Suppose it is not clear if your healthcare product or service is considered a qualified expense under your insurance plan or tax-advantaged medical account.  It is essential to contact your insurance provider to get a better understanding of what is covered.  If you have an FSA or HSA, you can call your account custodian to determine if the expenditure is allowed for reimbursement.  They may require a LOMN for certain purchases.
Other examples of medical necessity letters are:
  • The IRS provides a list of qualified medical expenses.  Generally, expenditures not listed need a letter of medical necessity.  
  • An insurance company may require a LOMN when a treatment or item is excluded from coverage. 
  • Medicare has its template, called a certificate of medical necessity.  It is generally for claims involving durable medical equipment (DME).
 
Who writes a letter of medical necessity?
Generally, your healthcare provider writes and signs the LOMN.  It will help improve the odds of getting approval for a medical procedure or item.  However, a LOMN does not guarantee acceptance.
The healthcare provider who writes the LOMN must be the person who has treated you.  You should also check with your insurance plan provider to see what type of healthcare professional they want to submit the letter of medical necessity.
 
 
What Does a Letter of Medical Necessity Include?
Some insurance providers or account custodians may provide you with a template for your LOMN.  But, generally, your healthcare provider needs to include the following information:
  • Patient name and medical history
  • Diagnosis
  • The medical treatment or item required (If you do not show why it is medically necessary, an insurance company, government, or benefits provider may reject the claim)

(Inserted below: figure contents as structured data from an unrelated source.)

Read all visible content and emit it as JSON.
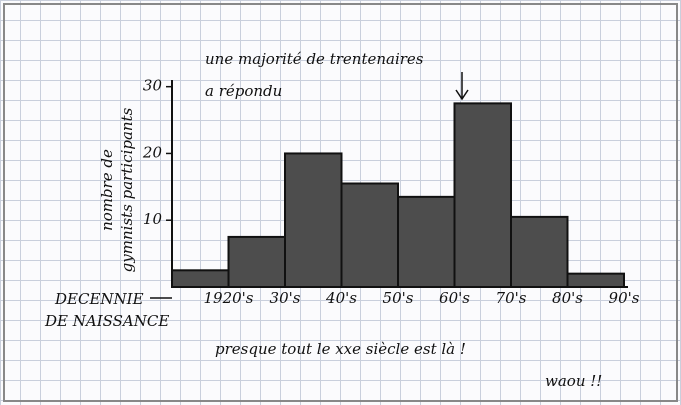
{
  "chart_data": {
    "type": "bar",
    "annotation": [
      "une majorité de trentenaires",
      "a répondu"
    ],
    "y_label": [
      "nombre de",
      "gymnists participants"
    ],
    "x_label": [
      "DECENNIE",
      "DE NAISSANCE"
    ],
    "categories": [
      "1920's",
      "30's",
      "40's",
      "50's",
      "60's",
      "70's",
      "80's",
      "90's"
    ],
    "values": [
      2.5,
      7.5,
      20,
      15.5,
      13.5,
      27.5,
      10.5,
      2
    ],
    "color": "#4d4d4d",
    "ylim": [
      0,
      31
    ],
    "yticks": [
      10,
      20,
      30
    ],
    "notes": [
      "presque tout le xxe siècle est là !",
      "waou !!"
    ]
  }
}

  • Date, the letter of medical necessity, was written
  • Duration of the treatment
  • Relationship to the patient, contact information, and signature
 
What Does a Letter of Medical Necessity Contain?

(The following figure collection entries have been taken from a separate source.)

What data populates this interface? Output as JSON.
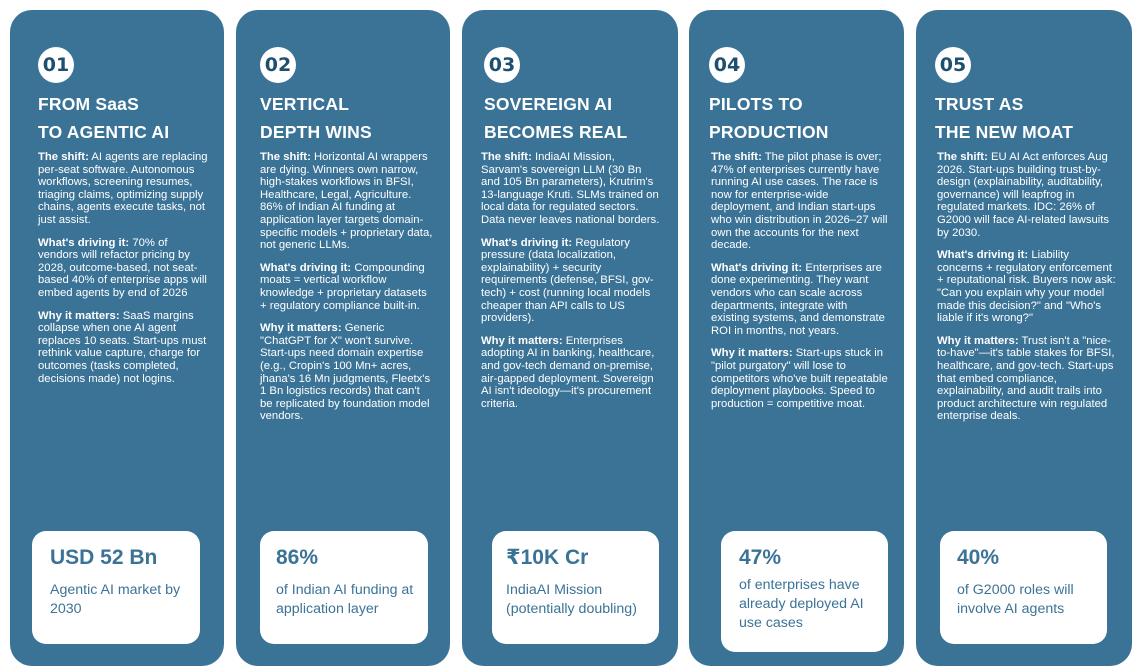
{
  "cards": [
    {
      "number": "01",
      "title": [
        "FROM SaaS",
        "TO AGENTIC AI"
      ],
      "sections": [
        {
          "label": "The shift:",
          "text": " AI agents are replacing per-seat software. Autonomous workflows, screening resumes, triaging claims, optimizing supply chains, agents execute tasks, not just assist."
        },
        {
          "label": "What's driving it:",
          "text": "  70% of vendors will refactor pricing by 2028, outcome-based, not seat-based 40% of enterprise apps will embed agents by end of 2026"
        },
        {
          "label": "Why it matters:",
          "text": " SaaS margins collapse when one AI agent replaces 10 seats. Start-ups must rethink value capture, charge for outcomes (tasks completed, decisions made) not logins."
        }
      ],
      "stat": {
        "value": "USD 52 Bn",
        "desc": "Agentic AI market by 2030"
      }
    },
    {
      "number": "02",
      "title": [
        "VERTICAL",
        "DEPTH WINS"
      ],
      "sections": [
        {
          "label": "The shift:",
          "text": " Horizontal AI wrappers are dying. Winners own narrow, high-stakes workflows in BFSI, Healthcare, Legal, Agriculture. 86% of Indian AI funding at application layer targets domain-specific models + proprietary data, not generic LLMs."
        },
        {
          "label": "What's driving it:",
          "text": " Compounding moats = vertical workflow knowledge + proprietary datasets + regulatory compliance built-in."
        },
        {
          "label": "Why it matters:",
          "text": " Generic \"ChatGPT for X\" won't survive. Start-ups need domain expertise (e.g., Cropin's 100 Mn+ acres, jhana's 16 Mn judgments, Fleetx's 1 Bn logistics records) that can't be replicated by foundation model vendors."
        }
      ],
      "stat": {
        "value": "86%",
        "desc": "of Indian AI funding at application layer"
      }
    },
    {
      "number": "03",
      "title": [
        "SOVEREIGN AI",
        "BECOMES REAL"
      ],
      "sections": [
        {
          "label": "The shift:",
          "text": " IndiaAI Mission, Sarvam's sovereign LLM (30 Bn and 105 Bn parameters), Krutrim's 13-language Kruti. SLMs trained on local data for regulated sectors. Data never leaves national borders."
        },
        {
          "label": "What's driving it:",
          "text": " Regulatory pressure (data localization, explainability) + security requirements (defense, BFSI, gov-tech) + cost (running local models cheaper than API calls to US providers)."
        },
        {
          "label": "Why it matters:",
          "text": " Enterprises adopting AI in banking, healthcare, and gov-tech demand on-premise, air-gapped deployment. Sovereign AI isn't ideology—it's procurement criteria."
        }
      ],
      "stat": {
        "value": "₹10K Cr",
        "desc": "IndiaAI Mission (potentially doubling)"
      }
    },
    {
      "number": "04",
      "title": [
        "PILOTS TO",
        "PRODUCTION"
      ],
      "sections": [
        {
          "label": "The shift:",
          "text": " The pilot phase is over; 47% of enterprises currently have running AI use cases. The race is now for enterprise-wide deployment, and Indian start-ups who win distribution in 2026–27 will own the accounts for the next decade."
        },
        {
          "label": "What's driving it:",
          "text": " Enterprises are done experimenting. They want vendors who can scale across departments, integrate with existing systems, and demonstrate ROI in months, not years."
        },
        {
          "label": "Why it matters:",
          "text": " Start-ups stuck in \"pilot purgatory\" will lose to competitors who've built repeatable deployment playbooks. Speed to production = competitive moat."
        }
      ],
      "stat": {
        "value": "47%",
        "desc": "of enterprises have already deployed AI use cases"
      }
    },
    {
      "number": "05",
      "title": [
        "TRUST AS",
        "THE NEW MOAT"
      ],
      "sections": [
        {
          "label": "The shift:",
          "text": " EU AI Act enforces Aug 2026. Start-ups building trust-by-design (explainability, auditability, governance) will leapfrog in regulated markets. IDC: 26% of G2000 will face AI-related lawsuits by 2030."
        },
        {
          "label": "What's driving it:",
          "text": " Liability concerns + regulatory enforcement + reputational risk. Buyers now ask: \"Can you explain why your model made this decision?\" and \"Who's liable if it's wrong?\""
        },
        {
          "label": "Why it matters:",
          "text": " Trust isn't a \"nice-to-have\"—it's table stakes for BFSI, healthcare, and gov-tech. Start-ups that embed compliance, explainability, and audit trails into product architecture win regulated enterprise deals."
        }
      ],
      "stat": {
        "value": "40%",
        "desc": "of G2000 roles will involve AI agents"
      }
    }
  ],
  "colors": {
    "card_background": "#3b7397",
    "card_text": "#ffffff",
    "stat_text": "#3b7397",
    "number_text": "#1f4f6e"
  }
}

It is essential to have a detailed description of the medical condition.  You should provide medical history, including any past treatments.  Next, you must show how the treatment or healthcare item will diagnose or improve an illness or injury.  You can provide clinical studies and research.  You also must state the length of time for the treatment or healthcare item.

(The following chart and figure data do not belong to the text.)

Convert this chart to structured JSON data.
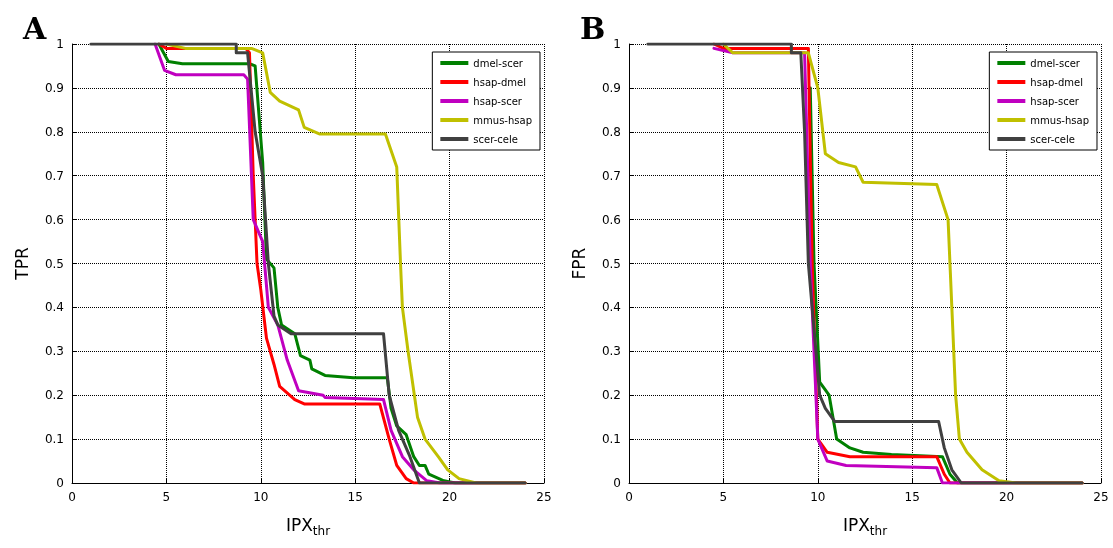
{
  "chart_data": [
    {
      "type": "line",
      "title": "A",
      "xlabel": "IPX$_{thr}$",
      "ylabel": "TPR",
      "xlim": [
        0,
        25
      ],
      "xticks": [
        0,
        5,
        10,
        15,
        20,
        25
      ],
      "ylim": [
        0,
        1
      ],
      "yticks": [
        0,
        0.1,
        0.2,
        0.3,
        0.4,
        0.5,
        0.6,
        0.7,
        0.8,
        0.9,
        1
      ],
      "grid": true,
      "legend": "top right",
      "marker": "none",
      "line_style": "solid",
      "series": [
        {
          "name": "dmel-scer",
          "color": "#008000",
          "x": [
            4.6,
            5.1,
            5.85,
            9.4,
            9.7,
            10.1,
            10.3,
            10.7,
            10.9,
            11.1,
            11.8,
            12.1,
            12.6,
            12.7,
            13.4,
            14.9,
            16.7,
            16.9,
            17.2,
            17.7,
            18.1,
            18.4,
            18.7,
            18.9,
            19.7,
            20.3,
            24
          ],
          "values": [
            1,
            0.96,
            0.955,
            0.955,
            0.95,
            0.73,
            0.51,
            0.49,
            0.4,
            0.36,
            0.34,
            0.29,
            0.28,
            0.26,
            0.245,
            0.24,
            0.24,
            0.17,
            0.13,
            0.11,
            0.06,
            0.04,
            0.04,
            0.02,
            0.005,
            0,
            0
          ]
        },
        {
          "name": "hsap-dmel",
          "color": "#ff0000",
          "x": [
            4.6,
            5.0,
            9.2,
            9.4,
            9.6,
            9.8,
            10.0,
            10.3,
            10.7,
            11.0,
            11.8,
            12.3,
            16.3,
            16.8,
            17.2,
            17.7,
            18.1,
            24
          ],
          "values": [
            1,
            0.99,
            0.99,
            0.98,
            0.7,
            0.5,
            0.44,
            0.33,
            0.27,
            0.22,
            0.19,
            0.18,
            0.18,
            0.1,
            0.04,
            0.01,
            0,
            0
          ]
        },
        {
          "name": "hsap-scer",
          "color": "#c000c0",
          "x": [
            4.4,
            4.9,
            5.5,
            9.1,
            9.3,
            9.6,
            10.1,
            10.4,
            10.9,
            11.4,
            12.0,
            13.3,
            13.4,
            16.5,
            16.9,
            17.5,
            18.1,
            18.8,
            19.5,
            24
          ],
          "values": [
            1,
            0.94,
            0.93,
            0.93,
            0.92,
            0.6,
            0.55,
            0.4,
            0.36,
            0.28,
            0.21,
            0.2,
            0.195,
            0.19,
            0.12,
            0.06,
            0.03,
            0.005,
            0,
            0
          ]
        },
        {
          "name": "mmus-hsap",
          "color": "#c0c000",
          "x": [
            5.0,
            6.0,
            9.5,
            10.1,
            10.5,
            11.0,
            12.0,
            12.3,
            13.1,
            16.6,
            17.2,
            17.4,
            17.5,
            17.8,
            18.3,
            18.7,
            19.4,
            19.9,
            20.5,
            21.4,
            24
          ],
          "values": [
            1,
            0.99,
            0.99,
            0.98,
            0.89,
            0.87,
            0.85,
            0.81,
            0.795,
            0.795,
            0.72,
            0.5,
            0.4,
            0.3,
            0.15,
            0.1,
            0.06,
            0.03,
            0.01,
            0,
            0
          ]
        },
        {
          "name": "scer-cele",
          "color": "#404040",
          "x": [
            1,
            8.7,
            8.7,
            9.3,
            9.7,
            10.1,
            10.4,
            10.7,
            10.9,
            11.6,
            16.5,
            16.8,
            17.3,
            17.9,
            18.4,
            24
          ],
          "values": [
            1,
            1,
            0.98,
            0.98,
            0.8,
            0.7,
            0.5,
            0.38,
            0.36,
            0.34,
            0.34,
            0.2,
            0.12,
            0.06,
            0,
            0
          ]
        }
      ]
    },
    {
      "type": "line",
      "title": "B",
      "xlabel": "IPX$_{thr}$",
      "ylabel": "FPR",
      "xlim": [
        0,
        25
      ],
      "xticks": [
        0,
        5,
        10,
        15,
        20,
        25
      ],
      "ylim": [
        0,
        1
      ],
      "yticks": [
        0,
        0.1,
        0.2,
        0.3,
        0.4,
        0.5,
        0.6,
        0.7,
        0.8,
        0.9,
        1
      ],
      "grid": true,
      "legend": "top right",
      "marker": "none",
      "line_style": "solid",
      "series": [
        {
          "name": "dmel-scer",
          "color": "#008000",
          "x": [
            9.6,
            9.8,
            10.1,
            10.6,
            11.0,
            11.7,
            12.4,
            13.9,
            16.6,
            17.0,
            17.4,
            24
          ],
          "values": [
            0.9,
            0.5,
            0.23,
            0.2,
            0.1,
            0.08,
            0.07,
            0.065,
            0.06,
            0.02,
            0,
            0
          ]
        },
        {
          "name": "hsap-dmel",
          "color": "#ff0000",
          "x": [
            4.5,
            5.0,
            9.5,
            9.7,
            10.0,
            10.5,
            11.7,
            16.3,
            16.7,
            17.0,
            24
          ],
          "values": [
            1,
            0.99,
            0.99,
            0.5,
            0.1,
            0.07,
            0.06,
            0.06,
            0.02,
            0,
            0
          ]
        },
        {
          "name": "hsap-scer",
          "color": "#c000c0",
          "x": [
            4.5,
            5.5,
            9.3,
            9.6,
            10.0,
            10.5,
            11.5,
            16.3,
            16.6,
            24
          ],
          "values": [
            0.99,
            0.98,
            0.98,
            0.5,
            0.1,
            0.05,
            0.04,
            0.035,
            0,
            0
          ]
        },
        {
          "name": "mmus-hsap",
          "color": "#c0c000",
          "x": [
            5.0,
            5.5,
            9.5,
            10.0,
            10.4,
            11.1,
            12.0,
            12.4,
            16.3,
            16.9,
            17.1,
            17.3,
            17.5,
            17.9,
            18.7,
            19.6,
            20.5,
            24
          ],
          "values": [
            1,
            0.98,
            0.98,
            0.9,
            0.75,
            0.73,
            0.72,
            0.685,
            0.68,
            0.6,
            0.4,
            0.2,
            0.1,
            0.07,
            0.03,
            0.005,
            0,
            0
          ]
        },
        {
          "name": "scer-cele",
          "color": "#404040",
          "x": [
            1,
            8.6,
            8.6,
            9.1,
            9.3,
            9.5,
            10.1,
            10.4,
            10.9,
            16.4,
            16.7,
            17.1,
            17.6,
            24
          ],
          "values": [
            1,
            1,
            0.98,
            0.98,
            0.8,
            0.5,
            0.2,
            0.17,
            0.14,
            0.14,
            0.08,
            0.03,
            0,
            0
          ]
        }
      ]
    }
  ]
}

The letter of necessity should not be a demand. The focus is instead on why the recommendation is medically necessary for the patient.
 
For How Long is a Letter of Medical Necessity Good?
A LOMN usually specifies the duration of the treatment or how long you will use the medical item.  If you exceed this, you will need to get a new letter of medical necessity.  If not, you may not get reimbursement for the expenses incurred after the LOMN expires.  If the letter of medical condition does not state a duration, it typically lasts one year.  After this, you will need to get a new LOMN.
 
Note:  the LOMN will need to be submitted to the insurance company.  If the insurance company denies the claim, you can then use the insurance company’s appeal process.